EriX est principalement écrit en Rust.

Rust fournit de fortes garanties de sûreté mémoire tout en permettant un contrôle bas niveau du matériel. Le modèle de propriété du langage aide à prévenir de nombreuses classes de bogues à la compilation, tandis que ses blocs unsafe explicites rendent visibles et auditables les opérations potentiellement dangereuses.

Utiliser Rust n’élimine pas toutes les erreurs possibles, mais augmente considérablement le niveau de sûreté de base en programmation système.


Un système d’exploitation en salle blanche

Un aspect inhabituel du projet EriX est son approche de développement en salle blanche.

Tous les composants du système sont implémentés au sein du projet lui-même. Aucun code source externe n’est copié ou incorporé, et aucune bibliothèque de tierce partie n’est utilisée.

Cette contrainte sert plusieurs objectifs :

  • Elle garantit que l’ensemble du système peut être compris et audité.
  • Elle évite les dépendances cachées et les comportements inattendus.
  • Elle force des décisions d’architecture explicites plutôt qu’héritées.

Le développement en salle blanche transforme aussi le projet en exercice pédagogique.
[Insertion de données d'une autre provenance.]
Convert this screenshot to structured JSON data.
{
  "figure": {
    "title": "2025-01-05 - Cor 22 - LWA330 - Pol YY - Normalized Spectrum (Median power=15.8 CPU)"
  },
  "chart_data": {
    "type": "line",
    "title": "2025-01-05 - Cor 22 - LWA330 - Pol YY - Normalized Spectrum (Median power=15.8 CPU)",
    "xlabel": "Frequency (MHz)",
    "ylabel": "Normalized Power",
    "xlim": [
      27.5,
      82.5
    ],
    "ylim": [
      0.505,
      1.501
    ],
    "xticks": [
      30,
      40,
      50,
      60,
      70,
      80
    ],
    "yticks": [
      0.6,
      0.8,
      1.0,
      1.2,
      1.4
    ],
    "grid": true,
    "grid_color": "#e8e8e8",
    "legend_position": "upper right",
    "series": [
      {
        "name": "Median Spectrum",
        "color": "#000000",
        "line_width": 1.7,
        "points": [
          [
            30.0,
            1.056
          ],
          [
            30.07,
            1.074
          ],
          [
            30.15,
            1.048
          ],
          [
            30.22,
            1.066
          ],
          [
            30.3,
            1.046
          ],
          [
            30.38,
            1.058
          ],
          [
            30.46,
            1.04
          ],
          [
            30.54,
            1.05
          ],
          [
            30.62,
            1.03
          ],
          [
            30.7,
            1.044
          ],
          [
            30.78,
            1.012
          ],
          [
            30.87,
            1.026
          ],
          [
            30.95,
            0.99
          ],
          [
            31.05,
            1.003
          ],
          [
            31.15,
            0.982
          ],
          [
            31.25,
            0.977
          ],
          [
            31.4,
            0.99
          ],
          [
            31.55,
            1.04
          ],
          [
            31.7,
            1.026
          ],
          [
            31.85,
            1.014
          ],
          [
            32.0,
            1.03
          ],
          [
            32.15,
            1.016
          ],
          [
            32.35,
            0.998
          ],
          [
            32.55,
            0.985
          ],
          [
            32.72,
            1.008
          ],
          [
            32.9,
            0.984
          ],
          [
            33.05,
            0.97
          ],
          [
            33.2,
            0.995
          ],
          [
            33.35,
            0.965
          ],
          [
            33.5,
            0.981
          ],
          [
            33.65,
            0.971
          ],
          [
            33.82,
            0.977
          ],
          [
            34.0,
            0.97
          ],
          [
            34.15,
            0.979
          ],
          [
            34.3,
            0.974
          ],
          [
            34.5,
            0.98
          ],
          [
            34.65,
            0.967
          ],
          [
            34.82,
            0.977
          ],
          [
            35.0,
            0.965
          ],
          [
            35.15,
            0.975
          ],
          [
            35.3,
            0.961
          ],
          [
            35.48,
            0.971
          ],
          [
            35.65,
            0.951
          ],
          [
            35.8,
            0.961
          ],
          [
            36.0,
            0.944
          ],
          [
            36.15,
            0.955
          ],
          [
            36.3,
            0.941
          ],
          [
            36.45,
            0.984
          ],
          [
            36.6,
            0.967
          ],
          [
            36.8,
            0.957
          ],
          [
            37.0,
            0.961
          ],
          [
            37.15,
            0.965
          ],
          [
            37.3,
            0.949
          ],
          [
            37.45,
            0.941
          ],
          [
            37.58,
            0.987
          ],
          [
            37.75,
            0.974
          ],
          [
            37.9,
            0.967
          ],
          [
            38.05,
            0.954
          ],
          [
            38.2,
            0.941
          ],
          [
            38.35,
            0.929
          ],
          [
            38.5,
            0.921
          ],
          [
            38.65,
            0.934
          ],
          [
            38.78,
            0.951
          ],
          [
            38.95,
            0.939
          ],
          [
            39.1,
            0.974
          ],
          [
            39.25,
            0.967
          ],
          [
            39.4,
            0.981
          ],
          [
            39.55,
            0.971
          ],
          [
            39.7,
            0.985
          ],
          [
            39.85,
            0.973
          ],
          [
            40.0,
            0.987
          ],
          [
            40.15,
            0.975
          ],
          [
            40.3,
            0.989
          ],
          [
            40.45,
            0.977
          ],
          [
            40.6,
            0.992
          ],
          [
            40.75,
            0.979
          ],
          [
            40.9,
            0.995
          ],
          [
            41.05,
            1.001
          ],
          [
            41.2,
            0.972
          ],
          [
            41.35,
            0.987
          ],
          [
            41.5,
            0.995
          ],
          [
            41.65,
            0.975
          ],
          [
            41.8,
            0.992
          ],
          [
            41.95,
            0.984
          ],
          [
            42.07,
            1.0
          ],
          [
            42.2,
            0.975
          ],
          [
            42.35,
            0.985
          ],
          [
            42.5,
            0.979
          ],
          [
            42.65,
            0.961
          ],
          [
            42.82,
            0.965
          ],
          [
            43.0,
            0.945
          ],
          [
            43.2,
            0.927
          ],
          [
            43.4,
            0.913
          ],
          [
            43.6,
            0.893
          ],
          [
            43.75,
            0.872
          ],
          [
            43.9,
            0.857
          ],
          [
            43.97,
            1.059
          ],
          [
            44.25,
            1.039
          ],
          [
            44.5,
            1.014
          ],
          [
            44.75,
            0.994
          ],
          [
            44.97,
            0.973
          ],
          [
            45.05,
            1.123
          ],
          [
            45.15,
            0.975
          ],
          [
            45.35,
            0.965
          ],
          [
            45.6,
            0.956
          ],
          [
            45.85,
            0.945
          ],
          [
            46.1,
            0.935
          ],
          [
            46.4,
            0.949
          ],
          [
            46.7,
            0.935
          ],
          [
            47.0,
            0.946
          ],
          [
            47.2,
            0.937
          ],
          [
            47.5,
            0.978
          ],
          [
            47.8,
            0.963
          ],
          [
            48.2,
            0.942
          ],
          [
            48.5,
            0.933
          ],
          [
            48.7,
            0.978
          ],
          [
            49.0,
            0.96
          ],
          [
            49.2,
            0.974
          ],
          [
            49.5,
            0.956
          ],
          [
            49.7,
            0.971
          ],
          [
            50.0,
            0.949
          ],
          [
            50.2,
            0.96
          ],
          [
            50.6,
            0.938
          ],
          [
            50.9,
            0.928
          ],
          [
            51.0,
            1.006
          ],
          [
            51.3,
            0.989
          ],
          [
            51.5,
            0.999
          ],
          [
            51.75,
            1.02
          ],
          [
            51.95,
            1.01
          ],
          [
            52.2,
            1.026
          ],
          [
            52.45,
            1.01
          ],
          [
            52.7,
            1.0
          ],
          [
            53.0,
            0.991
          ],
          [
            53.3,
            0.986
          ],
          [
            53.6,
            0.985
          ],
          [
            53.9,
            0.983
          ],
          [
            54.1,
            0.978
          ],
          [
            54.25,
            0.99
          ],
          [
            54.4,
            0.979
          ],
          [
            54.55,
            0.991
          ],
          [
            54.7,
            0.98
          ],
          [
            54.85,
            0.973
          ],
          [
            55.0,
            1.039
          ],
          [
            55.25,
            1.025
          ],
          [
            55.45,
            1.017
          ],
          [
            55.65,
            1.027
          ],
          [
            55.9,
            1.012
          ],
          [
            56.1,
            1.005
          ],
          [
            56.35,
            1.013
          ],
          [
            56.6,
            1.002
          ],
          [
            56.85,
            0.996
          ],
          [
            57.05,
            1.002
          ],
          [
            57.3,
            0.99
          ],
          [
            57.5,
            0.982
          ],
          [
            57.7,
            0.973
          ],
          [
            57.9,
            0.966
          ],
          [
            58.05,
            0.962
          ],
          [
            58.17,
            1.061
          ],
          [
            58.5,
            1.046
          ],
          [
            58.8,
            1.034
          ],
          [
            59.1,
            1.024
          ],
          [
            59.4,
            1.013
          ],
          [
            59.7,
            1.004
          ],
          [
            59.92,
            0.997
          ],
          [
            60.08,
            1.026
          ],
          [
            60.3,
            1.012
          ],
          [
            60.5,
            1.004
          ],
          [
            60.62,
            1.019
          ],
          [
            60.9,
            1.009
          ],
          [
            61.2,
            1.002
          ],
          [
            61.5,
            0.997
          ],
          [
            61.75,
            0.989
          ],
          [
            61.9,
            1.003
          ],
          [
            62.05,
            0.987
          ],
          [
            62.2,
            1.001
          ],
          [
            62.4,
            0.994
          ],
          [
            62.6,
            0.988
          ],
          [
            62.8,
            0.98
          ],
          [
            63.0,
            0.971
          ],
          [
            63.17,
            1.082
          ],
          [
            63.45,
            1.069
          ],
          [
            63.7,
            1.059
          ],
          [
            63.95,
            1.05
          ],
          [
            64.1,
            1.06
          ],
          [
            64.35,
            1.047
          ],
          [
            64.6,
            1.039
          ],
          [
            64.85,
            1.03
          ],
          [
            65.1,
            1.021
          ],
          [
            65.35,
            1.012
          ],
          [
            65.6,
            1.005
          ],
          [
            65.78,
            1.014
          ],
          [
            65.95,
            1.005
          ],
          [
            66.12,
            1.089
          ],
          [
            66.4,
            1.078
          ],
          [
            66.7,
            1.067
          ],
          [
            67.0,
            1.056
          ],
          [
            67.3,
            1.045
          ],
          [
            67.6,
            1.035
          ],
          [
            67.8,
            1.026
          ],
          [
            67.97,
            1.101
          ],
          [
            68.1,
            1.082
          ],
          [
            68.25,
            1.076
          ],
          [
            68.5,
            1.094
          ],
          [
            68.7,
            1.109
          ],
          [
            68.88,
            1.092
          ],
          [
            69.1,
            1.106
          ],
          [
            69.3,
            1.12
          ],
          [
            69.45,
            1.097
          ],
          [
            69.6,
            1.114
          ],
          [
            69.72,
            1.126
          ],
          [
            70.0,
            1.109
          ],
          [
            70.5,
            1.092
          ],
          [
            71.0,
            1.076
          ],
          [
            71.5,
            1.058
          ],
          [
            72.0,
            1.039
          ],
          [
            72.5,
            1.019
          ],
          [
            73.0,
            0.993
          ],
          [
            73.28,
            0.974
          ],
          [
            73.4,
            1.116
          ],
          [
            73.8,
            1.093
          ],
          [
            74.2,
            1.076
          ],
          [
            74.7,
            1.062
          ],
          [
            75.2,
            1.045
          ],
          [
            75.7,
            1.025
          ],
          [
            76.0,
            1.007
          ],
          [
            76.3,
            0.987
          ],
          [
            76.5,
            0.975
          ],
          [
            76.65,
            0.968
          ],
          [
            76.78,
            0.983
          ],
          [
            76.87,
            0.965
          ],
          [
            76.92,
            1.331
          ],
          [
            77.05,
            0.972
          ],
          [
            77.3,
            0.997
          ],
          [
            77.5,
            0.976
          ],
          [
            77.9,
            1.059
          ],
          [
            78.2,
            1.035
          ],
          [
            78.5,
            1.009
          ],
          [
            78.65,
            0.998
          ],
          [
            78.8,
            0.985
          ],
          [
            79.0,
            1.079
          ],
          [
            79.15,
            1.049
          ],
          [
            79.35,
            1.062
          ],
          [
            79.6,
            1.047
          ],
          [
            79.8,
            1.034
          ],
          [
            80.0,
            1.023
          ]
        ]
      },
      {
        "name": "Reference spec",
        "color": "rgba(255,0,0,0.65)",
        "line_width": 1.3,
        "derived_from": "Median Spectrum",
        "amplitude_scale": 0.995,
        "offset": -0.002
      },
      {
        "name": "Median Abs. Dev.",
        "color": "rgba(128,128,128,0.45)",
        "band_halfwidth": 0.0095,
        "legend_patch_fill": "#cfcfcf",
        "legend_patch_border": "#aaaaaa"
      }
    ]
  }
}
Chaque sous-système, du chargeur d’amorçage au gestionnaire mémoire, doit être conçu et implémenté délibérément.


Un objectif à long terme : l’auto-hébergement

L’un des objectifs à long terme d’EriX est l’auto-hébergement.

Un système est dit auto-hébergé lorsqu’il peut compiler son propre code source avec des outils qui s’exécutent sur le système lui-même.

Pour EriX, cela signifie qu’à terme :

  • le compilateur Rust s’exécute sur EriX
  • les outils de compilation s’exécutent sur EriX
  • l’ensemble du système d’exploitation peut être compilé nativement dans EriX

Atteindre cette étape nécessite d’implémenter de nombreuses couches infrastructurelles, notamment les systèmes de fichiers, la gestion des processus et un environnement utilisateur compatible POSIX.


Pourquoi documenter le parcours ?

Construire un système d’exploitation est un processus long et complexe. Beaucoup des idées les plus intéressantes n’apparaissent pas dans le système final, mais dans les décisions, compromis et erreurs rencontrés en chemin.

Ce blog documente le développement d’EriX à mesure qu’il évolue. Les prochains articles couvriront des sujets comme :

  • la conception d’un format d’image de démarrage
  • l’implémentation d’espaces de capacités
  • la construction d’un système IPC
  • la gestion de l’autorité mémoire
  • la construction de serveurs en espace utilisateur

L’objectif est de rendre le processus de développement transparent et pédagogique.


Et la suite

EriX en est encore à ses débuts. Une grande partie du système reste à construire, et de nombreuses décisions de conception évolueront sans doute avec le temps.

Mais les principes directeurs sont déjà clairs :

  • noyau minimal
  • autorité explicite
  • sécurité basée sur les capacités
  • modularité stricte
  • implémentation en salle blanche

Dans le prochain article, nous explorerons l’une des idées fondamentales du système :

ce que sont les systèmes d’exploitation basés sur les capacités, et pourquoi ils comptent.